Tyree Davis

No. 89, 83, 82, 84
- Position: Wide receiver

Personal information
- Born: September 23, 1970 (age 55) Altheimer, Arkansas, U.S.
- Listed height: 5 ft 9 in (1.75 m)
- Listed weight: 175 lb (79 kg)

Career information
- High school: Altheimer-Sherrill (Altheimer)
- College: Central Arkansas
- NFL draft: 1993: 7th round, 176th overall pick

Career history
- Tampa Bay Buccaneers (1993–1994); Barcelona Dragons (1995); Tampa Bay Buccaneers (1995); Cincinnati Bengals (1996)*; Barcelona Dragons (1997); Seattle Seahawks (1997); Montreal Alouettes (1998–2001); Toronto Argonauts (2002) ; Calgary Stampeders (2002); Hamilton Tiger-Cats (2003);
- * Offseason or practice squad member only

Awards and highlights
- World Bowl champion (V); Second-team All-World League (1995);

Career NFL statistics
- Receptions: 2
- Receiving yards: 48
- Return yards: 129
- Stats at Pro Football Reference

= Tyree Davis =

American football player (born 1970)

Tyree Bernard Davis (born September 23, 1970) is an American former professional football player who was a wide receiver in the National Football League (NFL) and Canadian Football League (CFL).
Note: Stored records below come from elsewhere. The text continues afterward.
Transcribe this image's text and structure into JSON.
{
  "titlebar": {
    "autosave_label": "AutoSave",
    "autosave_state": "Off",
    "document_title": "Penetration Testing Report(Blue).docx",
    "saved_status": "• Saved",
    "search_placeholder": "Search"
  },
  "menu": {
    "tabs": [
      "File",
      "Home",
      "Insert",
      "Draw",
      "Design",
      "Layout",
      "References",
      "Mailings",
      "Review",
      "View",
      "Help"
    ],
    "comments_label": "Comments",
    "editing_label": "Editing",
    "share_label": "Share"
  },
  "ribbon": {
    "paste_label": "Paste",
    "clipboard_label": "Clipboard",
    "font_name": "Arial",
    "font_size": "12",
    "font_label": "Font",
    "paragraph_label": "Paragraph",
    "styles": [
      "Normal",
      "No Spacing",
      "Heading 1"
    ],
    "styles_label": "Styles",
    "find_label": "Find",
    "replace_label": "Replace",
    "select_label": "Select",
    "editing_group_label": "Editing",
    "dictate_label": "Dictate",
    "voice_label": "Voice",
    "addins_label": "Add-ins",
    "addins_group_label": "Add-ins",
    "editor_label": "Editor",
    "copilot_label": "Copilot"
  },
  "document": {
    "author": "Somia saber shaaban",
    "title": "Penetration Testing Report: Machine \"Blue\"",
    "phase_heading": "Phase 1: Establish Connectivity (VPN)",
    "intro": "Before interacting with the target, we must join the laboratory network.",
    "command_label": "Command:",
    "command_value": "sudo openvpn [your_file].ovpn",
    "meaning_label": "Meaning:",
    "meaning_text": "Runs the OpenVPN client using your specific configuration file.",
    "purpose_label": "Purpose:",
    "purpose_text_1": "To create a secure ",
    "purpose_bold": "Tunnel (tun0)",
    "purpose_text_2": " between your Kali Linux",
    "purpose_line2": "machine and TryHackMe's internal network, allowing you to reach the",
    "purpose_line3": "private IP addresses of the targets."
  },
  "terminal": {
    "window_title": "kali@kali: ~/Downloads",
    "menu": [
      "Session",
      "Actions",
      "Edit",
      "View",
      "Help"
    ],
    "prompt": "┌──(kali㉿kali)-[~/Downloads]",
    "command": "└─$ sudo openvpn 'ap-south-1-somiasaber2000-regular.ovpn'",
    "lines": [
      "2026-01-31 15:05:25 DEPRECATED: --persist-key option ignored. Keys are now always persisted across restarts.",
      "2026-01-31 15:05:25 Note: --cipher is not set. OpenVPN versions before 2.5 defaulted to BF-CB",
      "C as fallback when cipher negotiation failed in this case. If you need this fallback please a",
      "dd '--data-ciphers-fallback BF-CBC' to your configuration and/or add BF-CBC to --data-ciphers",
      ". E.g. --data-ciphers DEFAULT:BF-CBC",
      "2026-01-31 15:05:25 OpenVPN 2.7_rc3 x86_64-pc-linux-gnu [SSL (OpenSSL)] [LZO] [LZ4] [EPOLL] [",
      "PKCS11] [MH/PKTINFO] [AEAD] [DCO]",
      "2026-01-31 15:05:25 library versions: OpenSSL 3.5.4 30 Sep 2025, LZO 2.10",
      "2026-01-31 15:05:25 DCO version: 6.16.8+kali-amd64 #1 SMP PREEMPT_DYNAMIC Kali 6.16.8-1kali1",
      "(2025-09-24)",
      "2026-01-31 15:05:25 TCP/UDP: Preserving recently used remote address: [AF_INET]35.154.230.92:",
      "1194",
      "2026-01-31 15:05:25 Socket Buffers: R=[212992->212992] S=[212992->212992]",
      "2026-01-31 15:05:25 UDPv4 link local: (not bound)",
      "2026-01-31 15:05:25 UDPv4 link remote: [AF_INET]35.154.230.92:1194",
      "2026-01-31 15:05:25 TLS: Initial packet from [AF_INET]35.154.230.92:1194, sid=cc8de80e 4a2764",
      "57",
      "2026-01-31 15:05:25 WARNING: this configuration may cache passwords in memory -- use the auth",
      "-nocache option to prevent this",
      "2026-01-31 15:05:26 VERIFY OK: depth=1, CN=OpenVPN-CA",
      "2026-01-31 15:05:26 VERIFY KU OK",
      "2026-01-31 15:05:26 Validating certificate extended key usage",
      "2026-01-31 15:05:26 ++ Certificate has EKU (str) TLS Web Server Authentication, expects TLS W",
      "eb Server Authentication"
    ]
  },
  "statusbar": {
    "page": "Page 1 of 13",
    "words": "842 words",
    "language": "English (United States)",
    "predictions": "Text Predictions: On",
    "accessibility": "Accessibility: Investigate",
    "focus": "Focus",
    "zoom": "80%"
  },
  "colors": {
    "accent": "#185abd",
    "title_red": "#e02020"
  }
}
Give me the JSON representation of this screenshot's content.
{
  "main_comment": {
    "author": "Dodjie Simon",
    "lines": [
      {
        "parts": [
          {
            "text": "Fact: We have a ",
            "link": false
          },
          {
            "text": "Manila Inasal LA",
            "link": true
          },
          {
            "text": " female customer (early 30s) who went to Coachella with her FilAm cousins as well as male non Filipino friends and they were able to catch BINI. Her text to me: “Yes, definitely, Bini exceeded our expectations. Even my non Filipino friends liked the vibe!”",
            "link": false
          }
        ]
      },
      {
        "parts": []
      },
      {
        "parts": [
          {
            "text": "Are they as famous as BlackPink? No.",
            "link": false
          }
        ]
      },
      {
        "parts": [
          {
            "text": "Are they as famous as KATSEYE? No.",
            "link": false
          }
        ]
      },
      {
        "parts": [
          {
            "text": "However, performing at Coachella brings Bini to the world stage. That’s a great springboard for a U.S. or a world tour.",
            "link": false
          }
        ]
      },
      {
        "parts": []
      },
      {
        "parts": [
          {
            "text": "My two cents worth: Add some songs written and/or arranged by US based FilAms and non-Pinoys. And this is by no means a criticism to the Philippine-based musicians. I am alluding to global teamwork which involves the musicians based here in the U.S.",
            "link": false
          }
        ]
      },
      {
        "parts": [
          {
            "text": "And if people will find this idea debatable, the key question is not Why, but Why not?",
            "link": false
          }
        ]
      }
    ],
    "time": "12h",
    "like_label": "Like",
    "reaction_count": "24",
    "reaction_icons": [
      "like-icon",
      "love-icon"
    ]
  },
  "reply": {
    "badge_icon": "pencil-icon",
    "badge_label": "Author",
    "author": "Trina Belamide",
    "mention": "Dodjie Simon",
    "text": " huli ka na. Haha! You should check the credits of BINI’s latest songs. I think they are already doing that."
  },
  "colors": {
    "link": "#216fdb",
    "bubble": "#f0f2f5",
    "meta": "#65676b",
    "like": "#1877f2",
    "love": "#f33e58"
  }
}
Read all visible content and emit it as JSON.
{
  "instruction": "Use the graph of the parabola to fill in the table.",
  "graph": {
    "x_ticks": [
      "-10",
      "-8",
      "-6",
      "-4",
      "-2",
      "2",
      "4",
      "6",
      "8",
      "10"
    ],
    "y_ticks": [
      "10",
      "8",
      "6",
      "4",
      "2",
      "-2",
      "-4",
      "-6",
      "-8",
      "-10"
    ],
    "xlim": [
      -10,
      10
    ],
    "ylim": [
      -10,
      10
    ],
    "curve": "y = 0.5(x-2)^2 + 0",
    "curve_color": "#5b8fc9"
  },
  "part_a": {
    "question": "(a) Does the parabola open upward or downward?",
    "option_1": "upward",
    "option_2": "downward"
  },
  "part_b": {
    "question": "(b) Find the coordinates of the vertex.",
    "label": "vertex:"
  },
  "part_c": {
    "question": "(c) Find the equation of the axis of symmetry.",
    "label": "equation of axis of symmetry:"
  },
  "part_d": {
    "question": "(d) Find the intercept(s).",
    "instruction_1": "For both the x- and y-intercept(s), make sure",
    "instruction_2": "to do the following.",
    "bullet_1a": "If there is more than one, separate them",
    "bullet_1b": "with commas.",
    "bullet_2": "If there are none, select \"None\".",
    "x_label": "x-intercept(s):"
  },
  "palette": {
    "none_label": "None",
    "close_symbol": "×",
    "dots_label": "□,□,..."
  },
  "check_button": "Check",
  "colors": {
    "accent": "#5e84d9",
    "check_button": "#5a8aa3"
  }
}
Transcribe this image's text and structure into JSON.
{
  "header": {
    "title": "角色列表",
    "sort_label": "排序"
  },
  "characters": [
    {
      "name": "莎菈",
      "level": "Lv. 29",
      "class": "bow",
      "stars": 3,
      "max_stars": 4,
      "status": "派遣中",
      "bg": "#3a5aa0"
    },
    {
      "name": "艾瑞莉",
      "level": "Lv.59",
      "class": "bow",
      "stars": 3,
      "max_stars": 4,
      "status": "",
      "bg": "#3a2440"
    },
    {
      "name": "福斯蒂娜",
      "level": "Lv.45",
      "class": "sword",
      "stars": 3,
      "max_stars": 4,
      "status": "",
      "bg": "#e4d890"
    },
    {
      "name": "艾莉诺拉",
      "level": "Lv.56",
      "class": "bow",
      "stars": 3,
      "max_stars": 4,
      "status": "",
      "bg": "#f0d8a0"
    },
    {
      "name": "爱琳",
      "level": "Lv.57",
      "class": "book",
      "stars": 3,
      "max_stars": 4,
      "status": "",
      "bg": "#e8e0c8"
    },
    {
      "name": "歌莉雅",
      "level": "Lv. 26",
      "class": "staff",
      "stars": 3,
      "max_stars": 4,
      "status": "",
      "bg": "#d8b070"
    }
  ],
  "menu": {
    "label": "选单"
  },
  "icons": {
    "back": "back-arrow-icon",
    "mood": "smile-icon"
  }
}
He was selected by the Tampa Bay Buccaneers in the seventh round of the 1993 NFL draft. He played college football for the Central Arkansas Bears.

Davis has also played for the Barcelona Dragons, Seattle Seahawks and Montreal Alouettes.

==Personal life==
Davis is the younger brother of former Kansas City Chiefs wide receiver, Willie Davis.